On the other side: No. When you provide software that is widely used and that people rely on, you automatically created a community where fixing bugs is an obligation. Your software has become a corner stone in other people’s software stack/life and so those people and their issues with your software have become your problem, too. If you want it or not.
Hiding behind open source and not fixing bugs has become a deal breaker so many times over the last few decades, that I stopped counting. Not everybody knows the language needed to fix a bug and not everybody understands the dependencies within a project to being able to fix a bug. So “fixing” one bug can create ten new ones and make things much worse.
Not to mention what happens when you attempt to fix the bug but the source is not accepted upstream because it’s bad, which is understandable, but still leaves you with an upstream version of the software and your patched version that fixes said bug.
The actual advantage of open source is that you actually have access to the code, create a fork and maintain it yourself if things go south.
I must ask, do you use Linux?
(Linus, notably: can be hard on maintainers, very respectful of userspace)
The chances of the Linux kernel suddenly becoming completely unmaintained are so close to nil that it's not really worth considering.
But yes, if you're running something on top of Linux, and run into a kernel bug, you're of course free to report it, but the only guarantee is if you find and fix the bug yourself. None of those kernel developers are obligated to help you. In practice, many will want to help you! But that's not something anyone is entitled to.
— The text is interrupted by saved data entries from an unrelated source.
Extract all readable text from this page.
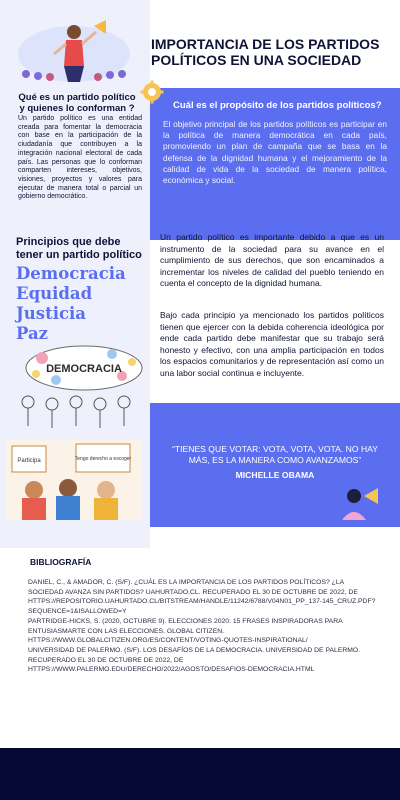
IMPORTANCIA DE LOS PARTIDOS POLÍTICOS EN UNA SOCIEDAD
Qué es un partido político y quienes lo conforman ?

Un partido político es una entidad creada para fomentar la democracia con base en la participación de la ciudadanía que contribuyen a la integración nacional electoral de cada país. Las personas que lo conforman comparten intereses, objetivos, visiones, proyectos y valores para ejecutar de manera total o parcial un gobierno democrático.

Cuál es el propósito de los partidos políticos?

El objetivo principal de los partidos políticos es participar en la política de manera democrática en cada país, promoviendo un plan de campaña que se basa en la defensa de la dignidad humana y el mejoramiento de la calidad de vida de la sociedad de manera política, económica y social.

Principios que debe tener un partido político
Democracia
Equidad
Justicia
Paz

Un partido político es importante debido a que es un instrumento de la sociedad para su avance en el cumplimiento de sus derechos, que son encaminados a incrementar los niveles de calidad del pueblo teniendo en cuenta el concepto de la dignidad humana.

Bajo cada principio ya mencionado los partidos políticos tienen que ejercer con la debida coherencia ideológica por ende cada partido debe manifestar que su trabajo será honesto y efectivo, con una amplia participación en todos los espacios comunitarios y de representación así como un una labor social continua e incluyente.

DEMOCRACIA
Participa	Tengo derecho a escoger
“TIENES QUE VOTAR: VOTA, VOTA, VOTA. NO HAY MÁS, ES LA MANERA COMO AVANZAMOS”
MICHELLE OBAMA
BIBLIOGRAFÍA

DANIEL, C., & AMADOR, C. (S/F). ¿CUÁL ES LA IMPORTANCIA DE LOS PARTIDOS POLÍTICOS? ¿LA SOCIEDAD AVANZA SIN PARTIDOS? UAHURTADO.CL. RECUPERADO EL 30 DE OCTUBRE DE 2022, DE HTTPS://REPOSITORIO.UAHURTADO.CL/BITSTREAM/HANDLE/11242/6788/V04N01_PP_137-145_CRUZ.PDF?SEQUENCE=1&ISALLOWED=Y

PARTRIDGE-HICKS, S. (2020, OCTUBRE 9). ELECCIONES 2020: 15 FRASES INSPIRADORAS PARA ENTUSIASMARTE CON LAS ELECCIONES. GLOBAL CITIZEN. HTTPS://WWW.GLOBALCITIZEN.ORG/ES/CONTENT/VOTING-QUOTES-INSPIRATIONAL/

UNIVERSIDAD DE PALERMO. (S/F). LOS DESAFÍOS DE LA DEMOCRACIA. UNIVERSIDAD DE PALERMO. RECUPERADO EL 30 DE OCTUBRE DE 2022, DE HTTPS://WWW.PALERMO.EDU/DERECHO/2022/AGOSTO/DESAFIOS-DEMOCRACIA.HTML
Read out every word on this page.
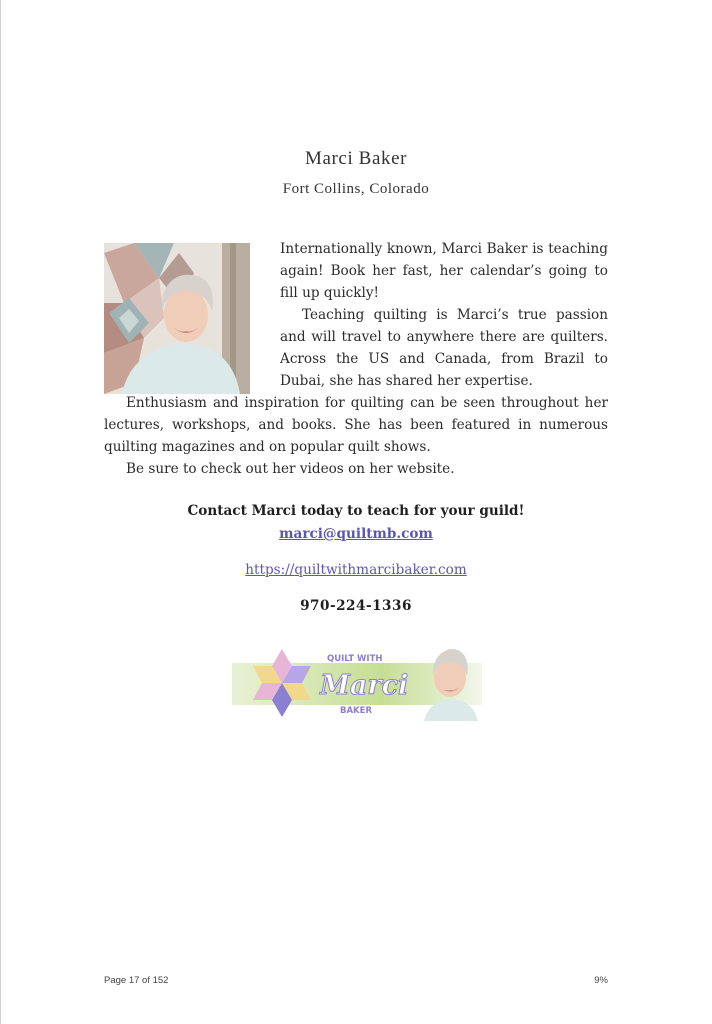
Marci Baker
Fort Collins, Colorado

Internationally known, Marci Baker is teaching again! Book her fast, her calendar’s going to fill up quickly!

Teaching quilting is Marci’s true passion and will travel to anywhere there are quilters. Across the US and Canada, from Brazil to Dubai, she has shared her expertise.

Enthusiasm and inspiration for quilting can be seen throughout her lectures, workshops, and books. She has been featured in numerous quilting magazines and on popular quilt shows.

Be sure to check out her videos on her website.

Contact Marci today to teach for your guild!
marci@quiltmb.com
https://quiltwithmarcibaker.com
970-224-1336
QUILT WITH
Marci
BAKER
Page 17 of 152	9%
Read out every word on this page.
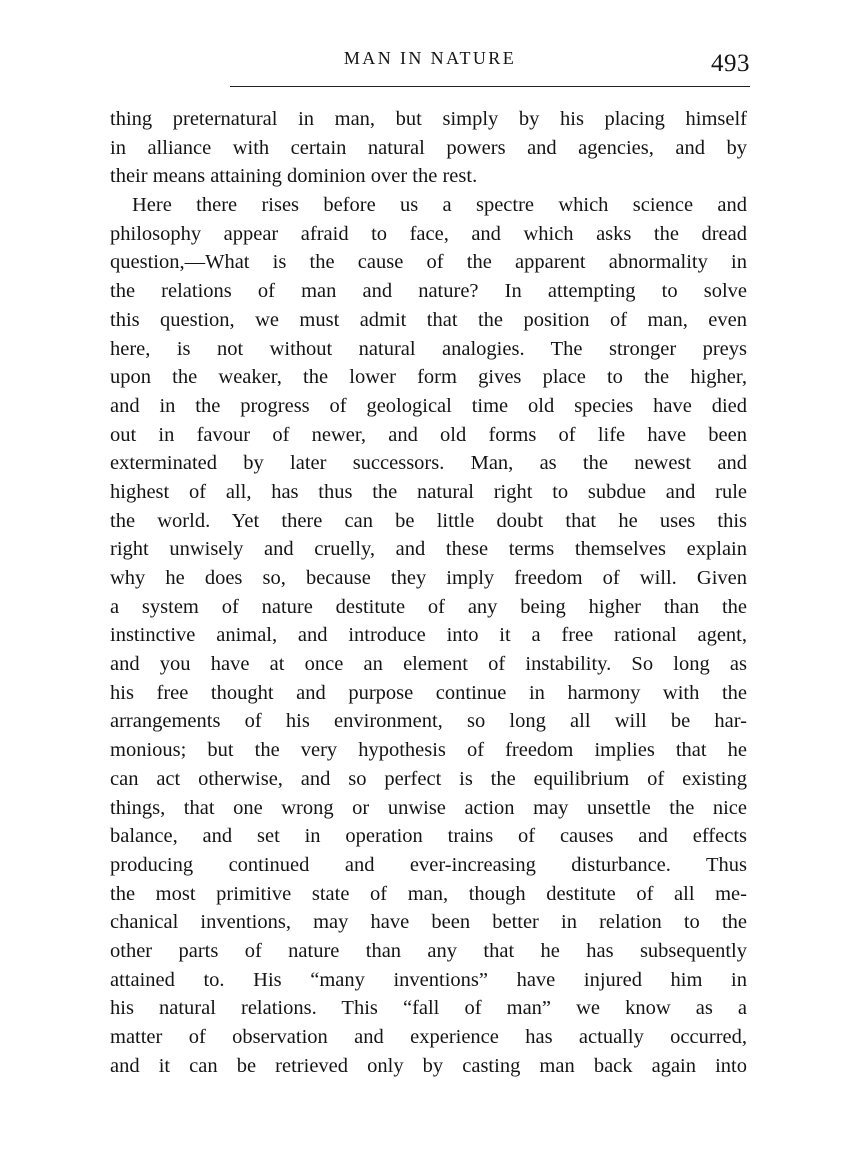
MAN IN NATURE	493
thing preternatural in man, but simply by his placing himself
in alliance with certain natural powers and agencies, and by
their means attaining dominion over the rest.
Here there rises before us a spectre which science and
philosophy appear afraid to face, and which asks the dread
question,—What is the cause of the apparent abnormality in
the relations of man and nature? In attempting to solve
this question, we must admit that the position of man, even
here, is not without natural analogies. The stronger preys
upon the weaker, the lower form gives place to the higher,
and in the progress of geological time old species have died
out in favour of newer, and old forms of life have been
exterminated by later successors. Man, as the newest and
highest of all, has thus the natural right to subdue and rule
the world. Yet there can be little doubt that he uses this
right unwisely and cruelly, and these terms themselves explain
why he does so, because they imply freedom of will. Given
a system of nature destitute of any being higher than the
instinctive animal, and introduce into it a free rational agent,
and you have at once an element of instability. So long as
his free thought and purpose continue in harmony with the
arrangements of his environment, so long all will be har-
monious; but the very hypothesis of freedom implies that he
can act otherwise, and so perfect is the equilibrium of existing
things, that one wrong or unwise action may unsettle the nice
balance, and set in operation trains of causes and effects
producing continued and ever-increasing disturbance. Thus
the most primitive state of man, though destitute of all me-
chanical inventions, may have been better in relation to the
other parts of nature than any that he has subsequently
attained to. His “many inventions” have injured him in
his natural relations. This “fall of man” we know as a
matter of observation and experience has actually occurred,
and it can be retrieved only by casting man back again into
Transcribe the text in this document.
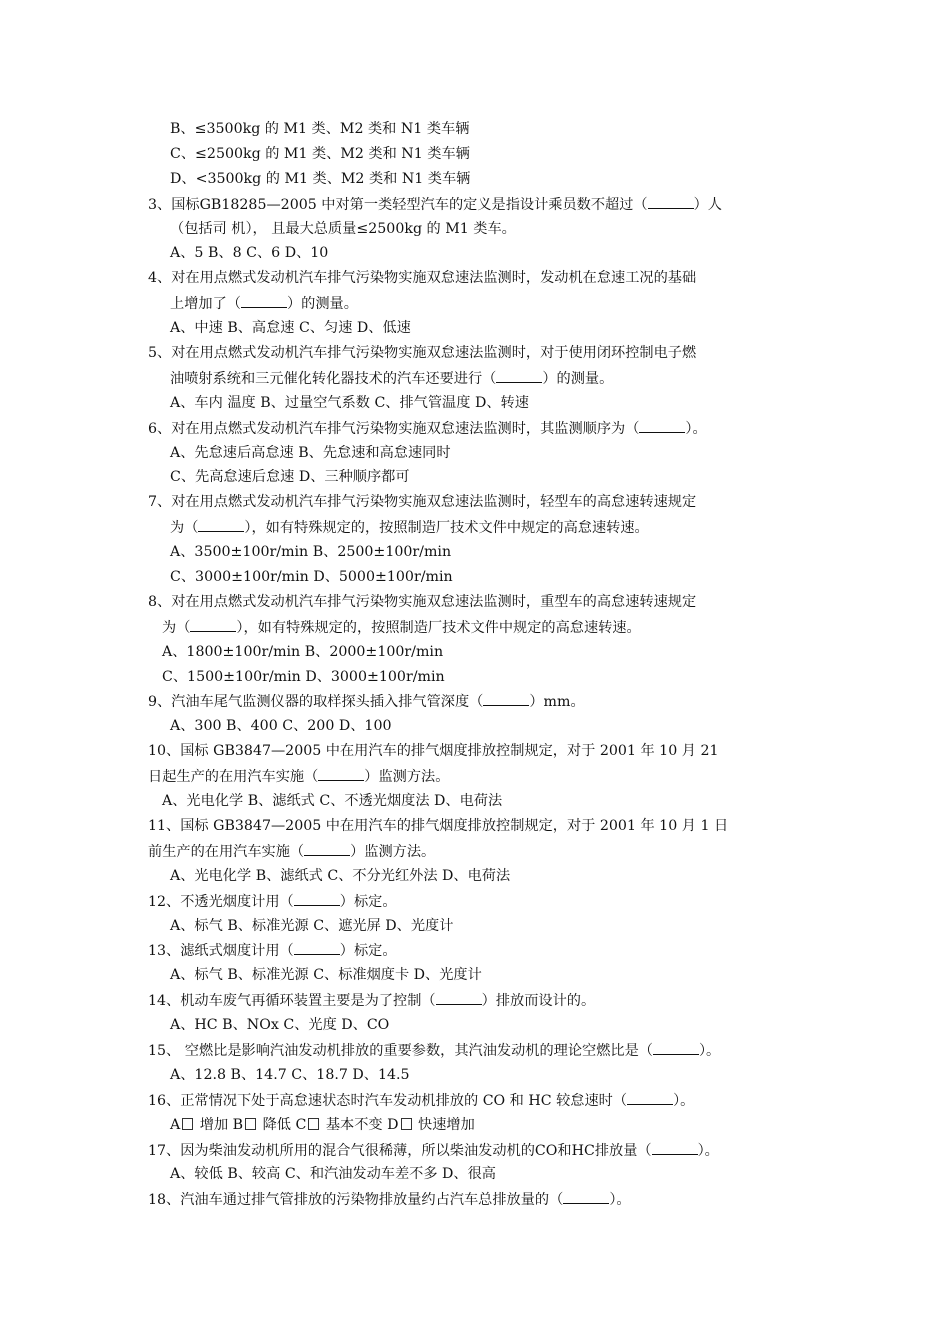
B、≤3500kg 的 M1 类、M2 类和 N1 类车辆
C、≤2500kg 的 M1 类、M2 类和 N1 类车辆
D、<3500kg 的 M1 类、M2 类和 N1 类车辆
3、国标GB18285—2005 中对第一类轻型汽车的定义是指设计乘员数不超过（	）人
（包括司 机）， 且最大总质量≤2500kg 的 M1 类车。
A、5 B、8 C、6 D、10
4、对在用点燃式发动机汽车排气污染物实施双怠速法监测时，发动机在怠速工况的基础
上增加了（	）的测量。
A、中速 B、高怠速 C、匀速 D、低速
5、对在用点燃式发动机汽车排气污染物实施双怠速法监测时，对于使用闭环控制电子燃
油喷射系统和三元催化转化器技术的汽车还要进行（	）的测量。
A、车内 温度 B、过量空气系数 C、排气管温度 D、转速
6、对在用点燃式发动机汽车排气污染物实施双怠速法监测时，其监测顺序为（	）。
A、先怠速后高怠速 B、先怠速和高怠速同时
C、先高怠速后怠速 D、三种顺序都可
7、对在用点燃式发动机汽车排气污染物实施双怠速法监测时，轻型车的高怠速转速规定
为（	），如有特殊规定的，按照制造厂技术文件中规定的高怠速转速。
A、3500±100r/min B、2500±100r/min
C、3000±100r/min D、5000±100r/min
8、对在用点燃式发动机汽车排气污染物实施双怠速法监测时，重型车的高怠速转速规定
为（	），如有特殊规定的，按照制造厂技术文件中规定的高怠速转速。
A、1800±100r/min B、2000±100r/min
C、1500±100r/min D、3000±100r/min
9、汽油车尾气监测仪器的取样探头插入排气管深度（	）mm。
A、300 B、400 C、200 D、100
10、国标 GB3847—2005 中在用汽车的排气烟度排放控制规定，对于 2001 年 10 月 21
日起生产的在用汽车实施（	）监测方法。
A、光电化学 B、滤纸式 C、不透光烟度法 D、电荷法
11、国标 GB3847—2005 中在用汽车的排气烟度排放控制规定，对于 2001 年 10 月 1 日
前生产的在用汽车实施（	）监测方法。
A、光电化学 B、滤纸式 C、不分光红外法 D、电荷法
12、不透光烟度计用（	）标定。
A、标气 B、标准光源 C、遮光屏 D、光度计
13、滤纸式烟度计用（	）标定。
A、标气 B、标准光源 C、标准烟度卡 D、光度计
14、机动车废气再循环装置主要是为了控制（	）排放而设计的。
A、HC B、NOx C、光度 D、CO
15、 空燃比是影响汽油发动机排放的重要参数，其汽油发动机的理论空燃比是（	）。
A、12.8 B、14.7 C、18.7 D、14.5
16、正常情况下处于高怠速状态时汽车发动机排放的 CO 和 HC 较怠速时（	）。
A 增加 B 降低 C 基本不变 D 快速增加
17、因为柴油发动机所用的混合气很稀薄，所以柴油发动机的CO和HC排放量（	）。
A、较低 B、较高 C、和汽油发动车差不多 D、很高
18、汽油车通过排气管排放的污染物排放量约占汽车总排放量的（	）。
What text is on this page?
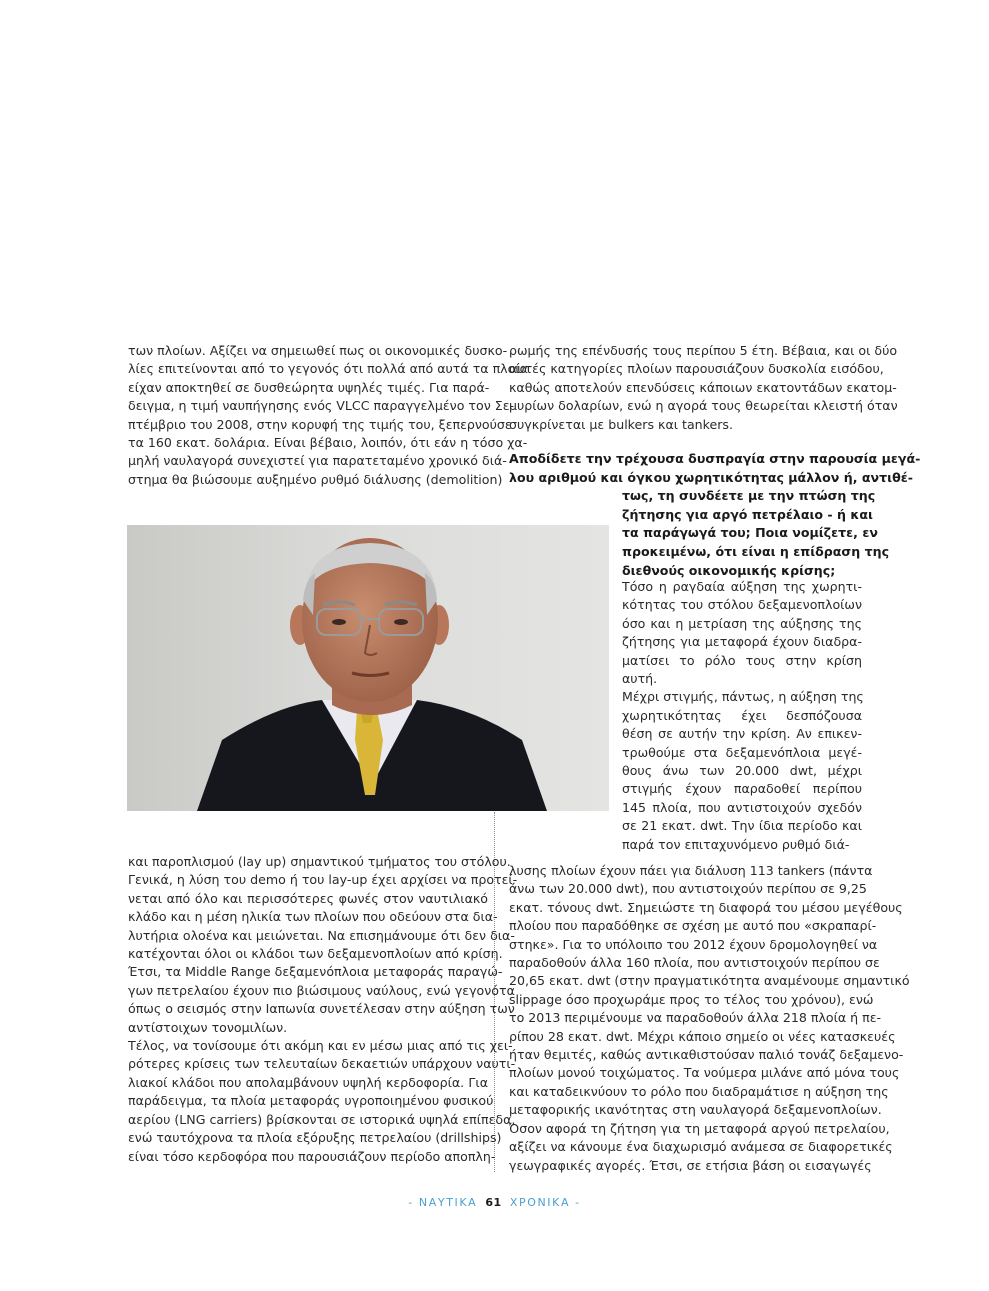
των πλοίων. Αξίζει να σημειωθεί πως οι οικονομικές δυσκο-
λίες επιτείνονται από το γεγονός ότι πολλά από αυτά τα πλοία
είχαν αποκτηθεί σε δυσθεώρητα υψηλές τιμές. Για παρά-
δειγμα, η τιμή ναυπήγησης ενός VLCC παραγγελμένο τον Σε-
πτέμβριο του 2008, στην κορυφή της τιμής του, ξεπερνούσε
τα 160 εκατ. δολάρια. Είναι βέβαιο, λοιπόν, ότι εάν η τόσο χα-
μηλή ναυλαγορά συνεχιστεί για παρατεταμένο χρονικό διά-
στημα θα βιώσουμε αυξημένο ρυθμό διάλυσης (demolition)
ρωμής της επένδυσής τους περίπου 5 έτη. Βέβαια, και οι δύο
αυτές κατηγορίες πλοίων παρουσιάζουν δυσκολία εισόδου,
καθώς αποτελούν επενδύσεις κάποιων εκατοντάδων εκατομ-
μυρίων δολαρίων, ενώ η αγορά τους θεωρείται κλειστή όταν
συγκρίνεται με bulkers και tankers.
Αποδίδετε την τρέχουσα δυσπραγία στην παρουσία μεγά-
λου αριθμού και όγκου χωρητικότητας μάλλον ή, αντιθέ-
τως, τη συνδέετε με την πτώση της
ζήτησης για αργό πετρέλαιο - ή και
τα παράγωγά του; Ποια νομίζετε, εν
προκειμένω, ότι είναι η επίδραση της
διεθνούς οικονομικής κρίσης;
Τόσο η ραγδαία αύξηση της χωρητι-
κότητας του στόλου δεξαμενοπλοίων
όσο και η μετρίαση της αύξησης της
ζήτησης για μεταφορά έχουν διαδρα-
ματίσει το ρόλο τους στην κρίση
αυτή.
Μέχρι στιγμής, πάντως, η αύξηση της
χωρητικότητας έχει δεσπόζουσα
θέση σε αυτήν την κρίση. Αν επικεν-
τρωθούμε στα δεξαμενόπλοια μεγέ-
θους άνω των 20.000 dwt, μέχρι
στιγμής έχουν παραδοθεί περίπου
145 πλοία, που αντιστοιχούν σχεδόν
σε 21 εκατ. dwt. Την ίδια περίοδο και
παρά τον επιταχυνόμενο ρυθμό διά-
και παροπλισμού (lay up) σημαντικού τμήματος του στόλου.
Γενικά, η λύση του demo ή του lay-up έχει αρχίσει να προτεί-
νεται από όλο και περισσότερες φωνές στον ναυτιλιακό
κλάδο και η μέση ηλικία των πλοίων που οδεύουν στα δια-
λυτήρια ολοένα και μειώνεται. Να επισημάνουμε ότι δεν δια-
κατέχονται όλοι οι κλάδοι των δεξαμενοπλοίων από κρίση.
Έτσι, τα Middle Range δεξαμενόπλοια μεταφοράς παραγώ-
γων πετρελαίου έχουν πιο βιώσιμους ναύλους, ενώ γεγονότα
όπως ο σεισμός στην Ιαπωνία συνετέλεσαν στην αύξηση των
αντίστοιχων τονομιλίων.
Τέλος, να τονίσουμε ότι ακόμη και εν μέσω μιας από τις χει-
ρότερες κρίσεις των τελευταίων δεκαετιών υπάρχουν ναυτι-
λιακοί κλάδοι που απολαμβάνουν υψηλή κερδοφορία. Για
παράδειγμα, τα πλοία μεταφοράς υγροποιημένου φυσικού
αερίου (LNG carriers) βρίσκονται σε ιστορικά υψηλά επίπεδα,
ενώ ταυτόχρονα τα πλοία εξόρυξης πετρελαίου (drillships)
είναι τόσο κερδοφόρα που παρουσιάζουν περίοδο αποπλη-
λυσης πλοίων έχουν πάει για διάλυση 113 tankers (πάντα
άνω των 20.000 dwt), που αντιστοιχούν περίπου σε 9,25
εκατ. τόνους dwt. Σημειώστε τη διαφορά του μέσου μεγέθους
πλοίου που παραδόθηκε σε σχέση με αυτό που «σκραπαρί-
στηκε». Για το υπόλοιπο του 2012 έχουν δρομολογηθεί να
παραδοθούν άλλα 160 πλοία, που αντιστοιχούν περίπου σε
20,65 εκατ. dwt (στην πραγματικότητα αναμένουμε σημαντικό
slippage όσο προχωράμε προς το τέλος του χρόνου), ενώ
το 2013 περιμένουμε να παραδοθούν άλλα 218 πλοία ή πε-
ρίπου 28 εκατ. dwt. Μέχρι κάποιο σημείο οι νέες κατασκευές
ήταν θεμιτές, καθώς αντικαθιστούσαν παλιό τονάζ δεξαμενο-
πλοίων μονού τοιχώματος. Τα νούμερα μιλάνε από μόνα τους
και καταδεικνύουν το ρόλο που διαδραμάτισε η αύξηση της
μεταφορικής ικανότητας στη ναυλαγορά δεξαμενοπλοίων.
Όσον αφορά τη ζήτηση για τη μεταφορά αργού πετρελαίου,
αξίζει να κάνουμε ένα διαχωρισμό ανάμεσα σε διαφορετικές
γεωγραφικές αγορές. Έτσι, σε ετήσια βάση οι εισαγωγές
- ΝΑΥΤΙΚΑ 61 ΧΡΟΝΙΚΑ -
I've worked at shops where there were people (myself included) who were capable of and occasionally had to dive into the kernel to fix issues. Often these were kernels coming from BSPs from some random chipset manufacturer, where the kernel was a year out of date and no Linux developer would want to touch it anyway. But even if we were running the absolute latest kernel version, we'd still probably dive in to investigate while reporting the issue upstream.